Georgie stopped listening. They crawled to the dark, mossy spot where Elf sat cross-legged, watching them approach.

“I thought for a moment he wanted me for his troupe,” they whispered.

“You spoke well,” she whispered back.

“You think so? Tell me how I sigh. That’s the real test, with Romeo. He’s such a mope.” They sighed a lover’s sigh. Despite her distance from the lantern, and the thinness of the moon, Elf’s eyes illuminated her whole face as she laughed.

“It needs practice. You’re not used to sighing.”

“I’m not?”

“You’re used to getting what you want.”

“I am.” Their laugh felt bittersweet. “But then, I’m usually wrong about what I want.”

She studied them, with that sharp, intelligent, utterly concentrated look in her eyes, and they felt true longing, helpless longing. They sighed.

Her look turned wry, and then it turned into something else, something that made their heart thump hard in their chest.

“O Romeo, Romeo,” she said.

“Who?” Light wheeled as Mr. Arbuthnot lifted the lantern. “Who was that? You?” He walked forward on his knees and thrust his arm toward Elf, so the light lapped over her. “By Jove, a girl with the face of tragedienne.
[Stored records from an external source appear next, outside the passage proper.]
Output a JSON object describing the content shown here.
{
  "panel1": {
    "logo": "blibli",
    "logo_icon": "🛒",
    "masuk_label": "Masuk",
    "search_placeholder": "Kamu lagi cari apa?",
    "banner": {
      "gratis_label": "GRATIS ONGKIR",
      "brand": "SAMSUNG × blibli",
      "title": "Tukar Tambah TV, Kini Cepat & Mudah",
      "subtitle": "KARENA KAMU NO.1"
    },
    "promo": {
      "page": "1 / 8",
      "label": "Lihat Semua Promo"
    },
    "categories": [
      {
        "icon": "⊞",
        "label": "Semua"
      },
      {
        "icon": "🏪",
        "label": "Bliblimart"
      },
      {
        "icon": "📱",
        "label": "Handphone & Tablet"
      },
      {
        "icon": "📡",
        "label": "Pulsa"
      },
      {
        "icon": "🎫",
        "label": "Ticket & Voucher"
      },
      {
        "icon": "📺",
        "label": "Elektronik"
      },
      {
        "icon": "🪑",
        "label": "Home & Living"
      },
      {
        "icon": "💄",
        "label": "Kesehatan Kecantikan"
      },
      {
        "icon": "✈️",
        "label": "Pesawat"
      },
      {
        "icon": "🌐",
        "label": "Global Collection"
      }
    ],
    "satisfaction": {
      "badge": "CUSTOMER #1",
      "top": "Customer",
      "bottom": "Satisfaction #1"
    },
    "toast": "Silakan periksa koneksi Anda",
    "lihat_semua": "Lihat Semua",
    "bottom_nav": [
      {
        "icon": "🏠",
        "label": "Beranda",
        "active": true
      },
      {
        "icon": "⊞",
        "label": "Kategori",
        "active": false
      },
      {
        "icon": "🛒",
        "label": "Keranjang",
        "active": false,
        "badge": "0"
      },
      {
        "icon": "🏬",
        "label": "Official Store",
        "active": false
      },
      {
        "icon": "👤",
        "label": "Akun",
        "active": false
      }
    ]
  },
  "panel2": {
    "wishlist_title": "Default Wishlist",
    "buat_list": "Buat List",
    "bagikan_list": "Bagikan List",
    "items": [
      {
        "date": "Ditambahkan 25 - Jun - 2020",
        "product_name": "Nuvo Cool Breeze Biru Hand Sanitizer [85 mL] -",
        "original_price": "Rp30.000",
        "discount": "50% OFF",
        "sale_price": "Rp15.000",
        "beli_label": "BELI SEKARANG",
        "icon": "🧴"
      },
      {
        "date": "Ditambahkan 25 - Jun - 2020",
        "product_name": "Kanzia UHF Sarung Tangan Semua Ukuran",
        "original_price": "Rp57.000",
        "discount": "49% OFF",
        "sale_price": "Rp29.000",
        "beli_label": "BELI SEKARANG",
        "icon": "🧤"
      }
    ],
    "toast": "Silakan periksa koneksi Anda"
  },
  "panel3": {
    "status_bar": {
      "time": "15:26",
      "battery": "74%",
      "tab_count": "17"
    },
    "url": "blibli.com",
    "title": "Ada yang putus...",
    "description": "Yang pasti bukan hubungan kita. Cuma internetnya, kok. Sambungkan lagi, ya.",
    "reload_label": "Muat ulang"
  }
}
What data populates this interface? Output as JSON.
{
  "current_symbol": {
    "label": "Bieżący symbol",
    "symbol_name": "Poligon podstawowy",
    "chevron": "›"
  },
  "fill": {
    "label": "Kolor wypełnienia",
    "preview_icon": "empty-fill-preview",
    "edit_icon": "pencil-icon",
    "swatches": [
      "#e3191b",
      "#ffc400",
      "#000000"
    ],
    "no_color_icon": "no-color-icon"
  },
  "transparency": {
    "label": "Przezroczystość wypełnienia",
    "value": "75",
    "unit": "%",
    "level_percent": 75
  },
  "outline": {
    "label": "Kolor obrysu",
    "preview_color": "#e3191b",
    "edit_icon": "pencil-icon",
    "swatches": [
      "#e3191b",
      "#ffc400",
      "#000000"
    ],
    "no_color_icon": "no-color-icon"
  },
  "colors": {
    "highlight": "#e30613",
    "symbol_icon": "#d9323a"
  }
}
Go on. From O Romeo, Romeo . Speak.”

“ I am Juliet,” objected Donalbain. “I am always Juliet. And you just said I am Juliet.”

“Shh.” Mr. Arbuthnot waved his pipe at her. “We are in Capulet’s orchard.” He pointed the pipe at Elf. “You have appeared at a window. Now, speak.”

“She’s not an actress.” Georgie jumped in to preempt Elf’s misery as the players arranged themselves into an audience on the grass.

“ Wherefore art thou Romeo ,” prompted Arbuthnot.

The expectancy thickened. Elf was blinking unnaturally, eyes darting. And then her gaze settled back on Georgie.

Their throat vibrated. Because— oh no, oh no —they were humming. Again. Like a twit. By God, they were a twit for the ages. Aghast, they cut it off, hoping she hadn’t heard, that no one had heard.

A smile ghosted her lips.

She hummed, quietly at first, and then louder. It was tuneless humming, and the players shifted, exchanging looks. Mr. Arbuthnot frowned.